Da die Gemeinde Steig im 19. Jahrhundert noch über kein Rathaus verfügte, fanden die Gemeindeversammlungen
und die Sitzungen des Gemeinderats alle im Gemeindewirtshaus statt.5
Die steuerpflichtigen Gemeindebürger zerfielen in drei Steuerklassen, in die ärmere bzw. niederbesteuerte
Klasse, die mittelbesteuerte Klasse und die höchstbesteuerte Klasse. Aus jeder
Klasse kam in Steig ein Vertreter in den Bürgerausschuss. Zusätzlich mit dem Ausschussobmann
waren also vier Personen in diesem Gremium vertreten. Wie viele Personen aus der
ärmeren Klasse in der Gemeindeversammlung waren, vermerkte der Schreiber des Gemeindeversammlungsprotokolls
zwar nicht, aber es gab sie und sie hatten Stimmrecht. Da auch die
Gemeindebürger aus der ärmeren Klasse in der Gemeindeversammlung und im Ausschuss über
die kommunale Armenfürsorge entschieden, darf man annehmen, dass sie sehr genau darauf
achteten, dass die Ausgaben nicht zu hoch waren.6 Im Grunde genommen kann man sogar davon
ausgehen, dass sie für die Ortsarmen und die Armenausgaben eigentlich „nichts übrig"
hatten.7

Ortsarme Frauen mit unehelichen Kindern im Kehr in der Gemeinde

Dies kann man an dem Fall der ledigen Taglöhnerin Theresia Hug (1787-1850) erkennen.
Theresia Hug sah sich außerstande, aus ihren Mitteln für sich und ihre volljährige Tochter
Theresia Maier (geb. 1808) eine Wohngelegenheit zu beschaffen. Die Gemeindeversammlung
wurde am 20. April 1845 vor die Wahl gestellt, sie beide in den Kehr zu nehmen oder auf
Kosten der Gemeindekasse eine Unterkunft zu beschaffen. Gegen die einstimmige Entscheidung
der Versammlung, sie in den Kehr zu schicken, klagte die Tochter beim übergeordneten
Landamt. Dem unbeliebten Kehr hätte sie eine dauerhaftere Unterkunft vorgezogen. Der Gemeinderat
und der Bürgerausschuss rechtfertigten jedoch die Entscheidung damit, dass mit

4 GAB 578: Gemeindeversammlungsprotokoll für Steig 1844-1851.
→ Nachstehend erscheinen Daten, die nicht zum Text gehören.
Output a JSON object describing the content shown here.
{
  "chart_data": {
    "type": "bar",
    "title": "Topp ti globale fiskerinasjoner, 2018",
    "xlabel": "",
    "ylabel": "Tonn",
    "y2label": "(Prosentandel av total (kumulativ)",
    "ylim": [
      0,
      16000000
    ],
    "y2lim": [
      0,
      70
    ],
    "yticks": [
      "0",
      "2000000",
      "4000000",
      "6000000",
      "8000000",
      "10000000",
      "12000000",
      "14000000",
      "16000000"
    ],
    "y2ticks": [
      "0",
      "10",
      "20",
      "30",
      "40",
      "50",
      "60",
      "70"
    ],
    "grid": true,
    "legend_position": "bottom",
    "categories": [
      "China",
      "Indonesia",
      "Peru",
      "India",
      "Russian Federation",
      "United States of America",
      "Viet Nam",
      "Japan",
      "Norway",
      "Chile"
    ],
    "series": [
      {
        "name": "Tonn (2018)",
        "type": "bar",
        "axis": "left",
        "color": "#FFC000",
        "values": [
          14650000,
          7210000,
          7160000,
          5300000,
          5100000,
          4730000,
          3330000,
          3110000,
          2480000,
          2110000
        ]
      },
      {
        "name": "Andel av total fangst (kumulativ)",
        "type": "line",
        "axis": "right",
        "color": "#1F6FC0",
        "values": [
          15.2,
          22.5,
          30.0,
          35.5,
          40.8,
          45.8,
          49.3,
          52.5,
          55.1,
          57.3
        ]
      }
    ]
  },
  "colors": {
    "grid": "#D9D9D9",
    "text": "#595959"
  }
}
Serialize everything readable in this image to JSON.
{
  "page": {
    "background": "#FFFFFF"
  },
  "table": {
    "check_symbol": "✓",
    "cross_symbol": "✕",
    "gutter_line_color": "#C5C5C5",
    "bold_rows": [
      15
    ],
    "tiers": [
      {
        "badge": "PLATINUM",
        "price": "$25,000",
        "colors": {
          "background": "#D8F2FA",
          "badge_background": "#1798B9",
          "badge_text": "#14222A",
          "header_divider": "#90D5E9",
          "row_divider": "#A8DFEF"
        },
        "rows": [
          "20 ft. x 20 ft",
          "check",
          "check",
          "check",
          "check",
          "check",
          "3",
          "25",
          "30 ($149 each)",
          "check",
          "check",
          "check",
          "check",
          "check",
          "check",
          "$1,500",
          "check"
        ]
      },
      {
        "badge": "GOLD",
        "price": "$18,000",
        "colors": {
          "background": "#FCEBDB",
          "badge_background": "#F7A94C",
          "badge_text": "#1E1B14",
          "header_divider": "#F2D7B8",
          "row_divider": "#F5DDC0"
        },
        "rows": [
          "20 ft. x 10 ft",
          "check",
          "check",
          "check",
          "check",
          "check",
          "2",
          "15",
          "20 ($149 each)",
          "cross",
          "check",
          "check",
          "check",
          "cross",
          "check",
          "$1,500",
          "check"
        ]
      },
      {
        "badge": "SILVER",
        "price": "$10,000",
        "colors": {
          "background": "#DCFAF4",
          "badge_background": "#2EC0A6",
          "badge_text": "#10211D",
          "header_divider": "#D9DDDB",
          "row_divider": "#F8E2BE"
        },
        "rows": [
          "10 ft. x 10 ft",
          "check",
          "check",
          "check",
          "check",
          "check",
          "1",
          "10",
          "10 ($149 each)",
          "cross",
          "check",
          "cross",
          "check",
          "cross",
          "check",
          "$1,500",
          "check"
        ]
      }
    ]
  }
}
5 GAB 575: Ratsprotokolle der Gemeinde Steig 1837-1844. GAB 578. Siehe auch GAB 141: Das Rathaus in
Steig, Erbauung, Vermietung und Veräusserung 1874-1934.

6 GAB 575. GAB 578.

7 Sachsse/Tennstedt (wie Anm. 3), S. 251. Sachsse/Tennstedt beschreiben zutreffend: Die Masse der Landbewohner
, die als ländliche, unterbäuerliche Klein- und Grenzexistenzen ihre elementaren Lebensbedürfnisse kaum
jemals vollständig sichern konnten, hatten für die Armen 'nichts übrig'.